Interesting facts
Interesting Facts about (1-Methyl-2-phenyl-ethyl)hydrazine
(1-Methyl-2-phenyl-ethyl)hydrazine is a fascinating compound with a range of intriguing properties and applications. As a hydrazine derivative, it possesses notable reactivity, making it an interesting subject of study in organic chemistry. Here are some key points to consider:
- Structure and Functionality: The compound features a hydrazine group, which is inherently reactive due to the nitrogen-nitrogen bond. This gives it potential applications in synthesis, especially in the production of pharmaceuticals and agrochemicals.
- Biochemical Applications: Hydrazine derivatives, including this compound, have been investigated for their potential use in drug development. They exhibit various biological activities, which may include anti-tumor effects and the ability to modulate enzyme activity.
- Historical Significance: Hydrazine and its derivatives have been pivotal in the development of aircraft fuels and rocket propellants due to their high energy release. While (1-Methyl-2-phenyl-ethyl)hydrazine may not be directly used in these applications, its study contributes to the broader field of energetic materials.
- Synthetic Pathways: There are various synthetic routes to produce (1-Methyl-2-phenyl-ethyl)hydrazine, typically involving the reaction of hydrazine with specific ketones or aldehydes. This provides an avenue for students and researchers to explore different synthetic methodologies.
- Safety and Handling: As with many hydrazine derivatives, careful handling and appropriate safety precautions are essential due to their potential toxicity and hazardous nature. Always refer to safety guidelines when working with such compounds.
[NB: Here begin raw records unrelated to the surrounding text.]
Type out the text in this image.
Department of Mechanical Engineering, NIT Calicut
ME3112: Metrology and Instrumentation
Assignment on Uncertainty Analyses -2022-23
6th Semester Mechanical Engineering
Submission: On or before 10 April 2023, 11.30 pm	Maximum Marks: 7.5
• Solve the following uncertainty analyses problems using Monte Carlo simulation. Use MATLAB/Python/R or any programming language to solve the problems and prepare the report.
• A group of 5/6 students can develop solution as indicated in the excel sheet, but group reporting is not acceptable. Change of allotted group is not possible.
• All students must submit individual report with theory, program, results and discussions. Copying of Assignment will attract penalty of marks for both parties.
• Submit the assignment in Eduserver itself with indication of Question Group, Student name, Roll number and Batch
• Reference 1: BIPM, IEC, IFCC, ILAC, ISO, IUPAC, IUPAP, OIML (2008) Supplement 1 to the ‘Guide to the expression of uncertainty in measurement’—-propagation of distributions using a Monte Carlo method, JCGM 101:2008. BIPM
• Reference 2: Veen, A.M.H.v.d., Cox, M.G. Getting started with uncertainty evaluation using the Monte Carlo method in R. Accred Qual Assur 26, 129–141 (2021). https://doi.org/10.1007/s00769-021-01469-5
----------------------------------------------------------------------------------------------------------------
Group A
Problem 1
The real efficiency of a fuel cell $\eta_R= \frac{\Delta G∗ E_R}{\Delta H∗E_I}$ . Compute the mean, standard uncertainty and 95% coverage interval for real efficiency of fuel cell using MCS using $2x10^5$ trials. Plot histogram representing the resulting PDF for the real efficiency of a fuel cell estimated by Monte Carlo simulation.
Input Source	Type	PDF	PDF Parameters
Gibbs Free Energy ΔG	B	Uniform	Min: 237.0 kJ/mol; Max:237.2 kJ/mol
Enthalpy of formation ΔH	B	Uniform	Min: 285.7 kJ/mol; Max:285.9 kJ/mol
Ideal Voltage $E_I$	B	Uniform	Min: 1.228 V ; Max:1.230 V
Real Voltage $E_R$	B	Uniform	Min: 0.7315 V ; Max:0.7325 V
In summary, (1-Methyl-2-phenyl-ethyl)hydrazine is more than just a chemical formula; it is an example of the intricate link between organic chemistry and real-world applications. Its structural features and reactivity showcase the potential for innovation in various fields, from pharmaceuticals to materials science.
Synonyms
Pheniprazine
55-52-7
Phenizine
beta-Phenylisopropylhydrazine
1-phenylpropan-2-ylhydrazine
Dicatron
Feniprazina
Fenilisopropilidrazina
Feniprazyne
Pheniprazinum
Feniprazyne [Polish]
1-Phenyl-2-hydrazinopropane
2-Hydrazinopropylbenzene
Pheniprazine [INN:BAN]
Feniprazina [INN-Spanish]
Pheniprazinum [INN-Latin]
2-Hydrazino-1-phenylpropane
(alpha-Methylphenethyl)hydrazine
Hydrazine, (1-methyl-2-phenylethyl)-
EINECS 200-236-6
Pheniprazine dl-form
(1-phenylpropan-2-yl)hydrazine
37VKD7067M
P 1142
PHENIPRAZINE [INN]
HYDRAZINE, (alpha-METHYLPHENETHYL)-
PHENIPRAZINE [WHO-DD]
DTXSID6043838
PHENIPRAZINE DL-FORM [MI]
Hydrazine, 1-methyl-2-phenylethyl
Feniprazina (INN-Spanish)
Pheniprazinum (INN-Latin)
UNII-37VKD7067M
Pheniprazine (free base)
1-(1-METHYL-2-PHENYLETHYL)HYDRAZINE
NCIOpen2_000669
CHEMBL22498
SCHEMBL163709
DTXCID4023838
CHEBI:134773
AKOS026733800
DB09250
HY-W224327
DA-56794
CS-0286846
NS00033337
Hydrazine, (1-methyl-2-phenylethyl)-(9CI)
EN300-274949
SR-01000944902
Q7181347
SR-01000944902-1
200-236-6
Solubility of (1-methyl-2-phenyl-ethyl)hydrazine
The solubility of (1-methyl-2-phenyl-ethyl)hydrazine (C8H12N2) in various solvents can be influenced by its chemical structure. Here are some key points to consider:
As is often the case with organic compounds, experimental data should be consulted to obtain exact solubility values, as theoretical predictions may not always align with real-world outcomes. Understanding these solubility characteristics is crucial for applications in synthesis and formulation.